Buzz off! this blogger’s voice is not for sale
Jeff Jarvis
Monday November 20, 2006
The Guardian
The growth of blogs and what is ingloriously labelled “user-generated content” has spawned a new commercial practice: word-of-mouth marketing, the dark art of trying to manipulate the public to buzz about your brand. Call it what you will, it’s still just PR – and as a journalist, I’ve never been a fan of flacks, for it’s their job to spin, the reporter’s to unspin, and the public’s to be spun.
But now the internet opens direct access from PR people to the public, who can now publish themselves, letting everyone avoid those pesky gatekeepers in the press. And that’s fine: the web massacres middlemen. But what the flacks and marketers don’t realise is that they also take on a new responsibility in our reordered architecture of information. Now their credibility actually matters.
But they’re blowing it. One infamous word-of-mouth practitioner, BzzAgent, rewards people to talk about brands. Another, Pay Per Post, pays bloggers to write about products. Both have raised the hackles of many bloggers, including me, because they try to exploit and hijack the conversation, to turn my virtual neighbours into hucksters, to undermine the genuineness and reputation of online interaction. A new entrant, Review Me, says it solves all that by requiring bloggers to reveal their payments and by requiring advertisers to pay for negative as well as positive reviews. But the problem remains: they’re trying to buy our voice.
Perhaps I’m just trying to bring the church-and-state ethic of journalism to a different world, but I was trained that advertisers could buy ads but could not buy my opinion, voice or reputation, and that if I sold any of those, I’d sold my soul. I think it’s a good rule, a benchmark of credibility. But even for those who still want to buy word-of-mouth, I say they are attacking marketing from the wrong end. This is what I advised them on my blog: you cannot buy our word of mouth. It’s ours. You cannot buy buzz. You have to earn it. The only way to get either is to create a good product or service and to treat your customers with respect by listening to and being open and honest with them.
Seems pretty simple to me. But one of the PR industry’s leading lights, Edelman – whose chief, Richard Edelman, blogs and talks a good game – recently failed the transparency test. A weblog supposedly written by two ordinary folks who drove their camper van across America from Wal-Mart to Wal-Mart, churning out heartwarming tales about working folks there, turned out to have been paid for and managed by Edelman, the retail giant’s PR agency. Edelman himself apologised on his blog.
Then this infant industry’s new trade group, the Word of Mouth Marketing Association (Womma), summoned him to their convention next month to take 40 lashes on stage. As a token blogger, I was invited to come and bring the whip, but I declined, seeing no reward in teaching PR people how to better manipulate us. [Disclosure: I was once compensated to travel to and speak at an Edelman event.]

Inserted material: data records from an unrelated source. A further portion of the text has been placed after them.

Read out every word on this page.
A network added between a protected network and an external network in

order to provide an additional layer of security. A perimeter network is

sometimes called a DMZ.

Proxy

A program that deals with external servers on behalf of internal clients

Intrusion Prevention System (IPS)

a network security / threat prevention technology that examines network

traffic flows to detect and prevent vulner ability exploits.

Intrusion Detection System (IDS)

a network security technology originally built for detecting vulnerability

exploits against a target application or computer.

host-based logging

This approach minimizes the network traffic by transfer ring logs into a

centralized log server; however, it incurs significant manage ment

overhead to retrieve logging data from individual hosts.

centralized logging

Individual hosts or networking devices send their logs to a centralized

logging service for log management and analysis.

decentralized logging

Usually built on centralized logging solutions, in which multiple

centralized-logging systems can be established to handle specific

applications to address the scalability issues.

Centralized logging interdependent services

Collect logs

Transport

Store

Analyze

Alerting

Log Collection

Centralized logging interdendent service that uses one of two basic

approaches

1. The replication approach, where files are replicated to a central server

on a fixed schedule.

This same Womma just announced with considerable fanfare that computer maker Dell had taken the group’s blogging ethics pledge, an elaborate five-part proclamation that I say really just boils down to the rule our mothers taught us: tell the truth. Their joint press conference was ironic for me, if not them, because I had infamously sparred with Dell on my blog. A series of posts there (which can be found second on the list of results upon Googling “Dell hell”) chronicled my travails with a bad computer and worse customer service.
A Dell marketing agent even came to my blog to anonymously attack me: “I’ve been working with Dell the past three weeks researching trashy blogs that worms like you leave all over that frigen [sic] blogosphere … Your problem is you have no life.” Point taken. Since then, Dell has tried to reform its ways; its stated blog policy used to be “look, don’t touch” but now they have a blog and dispatch customer-service reps to proactively, as they love to say, reach out to bloggers and solve their consumer problems. No trade association, policy statement or industry convention needed for that. It’s just commercial common sense: bloggers are your customers talking. If you don’t listen, you are a fool.
The one lesson I would like to give PR people is that their ability to have a direct relationship with their constituencies also brings them a new responsibility: in the age of the link, when we can click straight to the source for information from companies, politicians, or governments, what we find had better be complete, open, honest and reliable, no longer obscured behind the gauzy window of PR and flackery. Or you’ll buy buzz, all right. Bad buzz.